挑戦

 もう何年になるのだろう、今と同じようなことを、尼崎の街でやっていた。漢方の勉強会の会場は、新幹線で神戸まで行って、そこからJRで30分近くかかったような記憶があるが、本当はもっと近いかもしれない。腰痛を押して出かけることが多かったから、時間は長く距離は遠く感じられたのかもしれない。じっと腰掛けることが辛かったから、電車から降りて公園を見つけ、ベンチに横になり、ある腰の筋肉を緩める運動をして再び歩き出す。そうしてやっと辿り着いても講義を聞いている間に腰に鉛をぶち込まれたようになる。そっと会場を抜け出し、又ソファーを見つけ同じ運動をする。そうして何とか無事帰ってくる。そんなリスクを犯してまで知識を得たいと思っていた。たった一つの知識でも価値があった。2時間受講して数秒未知の知識とめぐり合えばそれで十分報われた。
 今日は薬局も休みなのだが、漢方薬の注文が結構来ていて、結局朝の11時から夕方4時まで漢方薬を作り続けた。ただ、尼崎ではないが、このところ僕の体力、いや筋力を酷使して何とか注文をさばいているから、例の運動を欠かせない。1時間くらい薬を作るために立っていると背中の筋肉が悲鳴を上げる。そのままにしておくと必ず急激に炎症を起こし立っておれなくなる。スタッフに迷惑をかけるからそれを避けるのは僕にとっては至上命題なのだが、時にダウンする。

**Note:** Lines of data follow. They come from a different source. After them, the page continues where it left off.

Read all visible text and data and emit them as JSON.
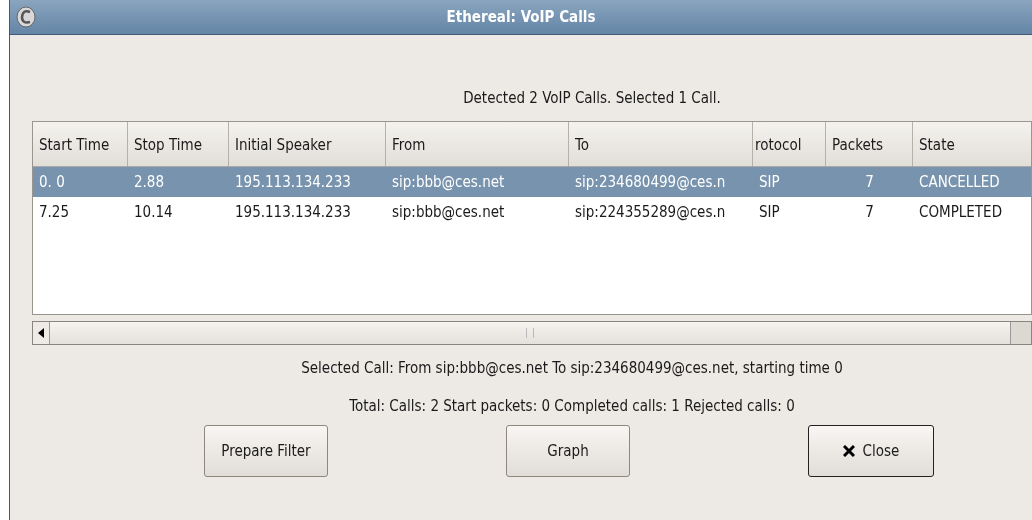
{
  "window": {
    "title": "Ethereal: VoIP Calls"
  },
  "summary": "Detected 2 VoIP Calls. Selected 1 Call.",
  "table": {
    "columns": [
      "Start Time",
      "Stop Time",
      "Initial Speaker",
      "From",
      "To",
      "rotocol",
      "Packets",
      "State"
    ],
    "rows": [
      {
        "selected": true,
        "cells": [
          "0. 0",
          "2.88",
          "195.113.134.233",
          "sip:bbb@ces.net",
          "sip:234680499@ces.n",
          "SIP",
          "7",
          "CANCELLED"
        ]
      },
      {
        "selected": false,
        "cells": [
          "7.25",
          "10.14",
          "195.113.134.233",
          "sip:bbb@ces.net",
          "sip:224355289@ces.n",
          "SIP",
          "7",
          "COMPLETED"
        ]
      }
    ]
  },
  "selected_call": "Selected Call: From  sip:bbb@ces.net  To sip:234680499@ces.net, starting time 0",
  "totals": "Total: Calls: 2   Start packets: 0   Completed calls: 1   Rejected calls: 0",
  "buttons": [
    {
      "label": "Prepare Filter",
      "kind": "plain"
    },
    {
      "label": "Graph",
      "kind": "plain"
    },
    {
      "label": "Close",
      "kind": "close"
    }
  ]
}
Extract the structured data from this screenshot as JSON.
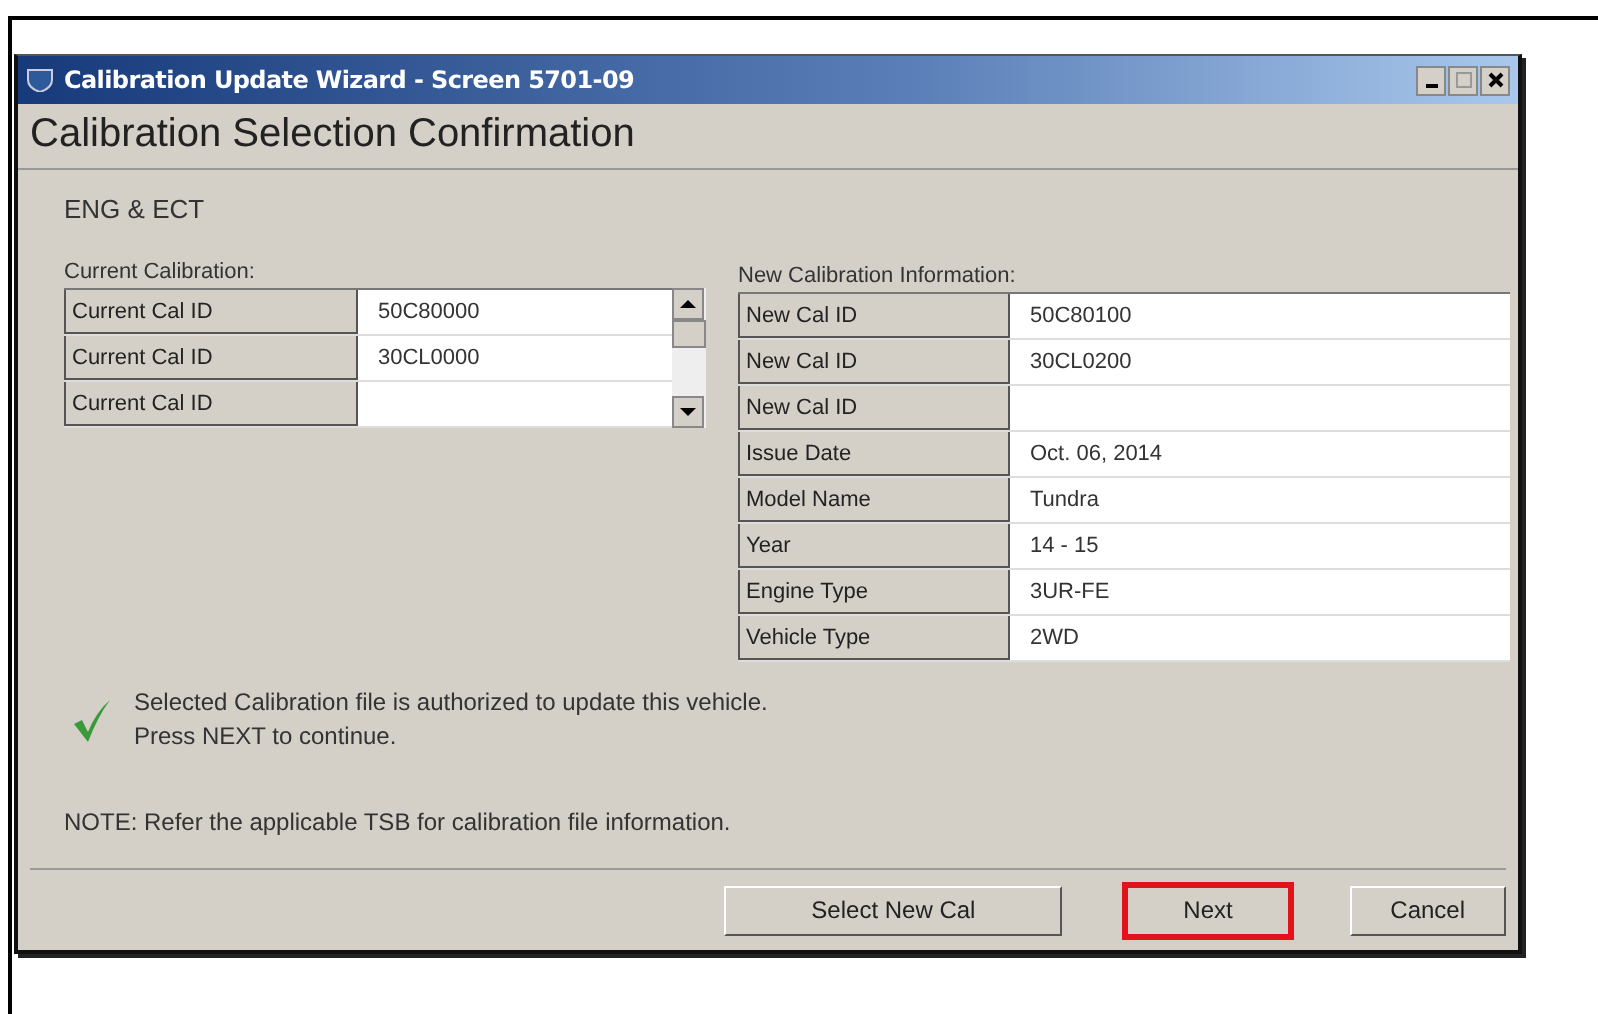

 明日、かの国の帰国組みを連れて香川県を西から東へと車で走る。僕しか運転をすることが出来ないから、途中で背中を患ったらアウトだ。そのために何度も何度も運動を繰り返しているが、背中の鉛はなかなか溶けない。このまま棒のような背中で運転をしなければならないかと思うと不安だ。同じ状態で尼崎まで出かけた過去のことを考えれば、明日もきっと無事帰ってこれるとは思うが、年齢は一回り大きくなっている。普通に行動することがこんなに大変で、こんなに心配しなければならないのかと自分でも呆れるが、これは人としての宿命だ。誰も避けては通れない。心も体も動かして動かして治すのは僕の持論だが、結構度胸はいる。ただ安静に安全地帯に逃げ込んでは人生ではない。当たって砕けるほど度胸はないが、当たってこぶを作るくらいなら挑戦する。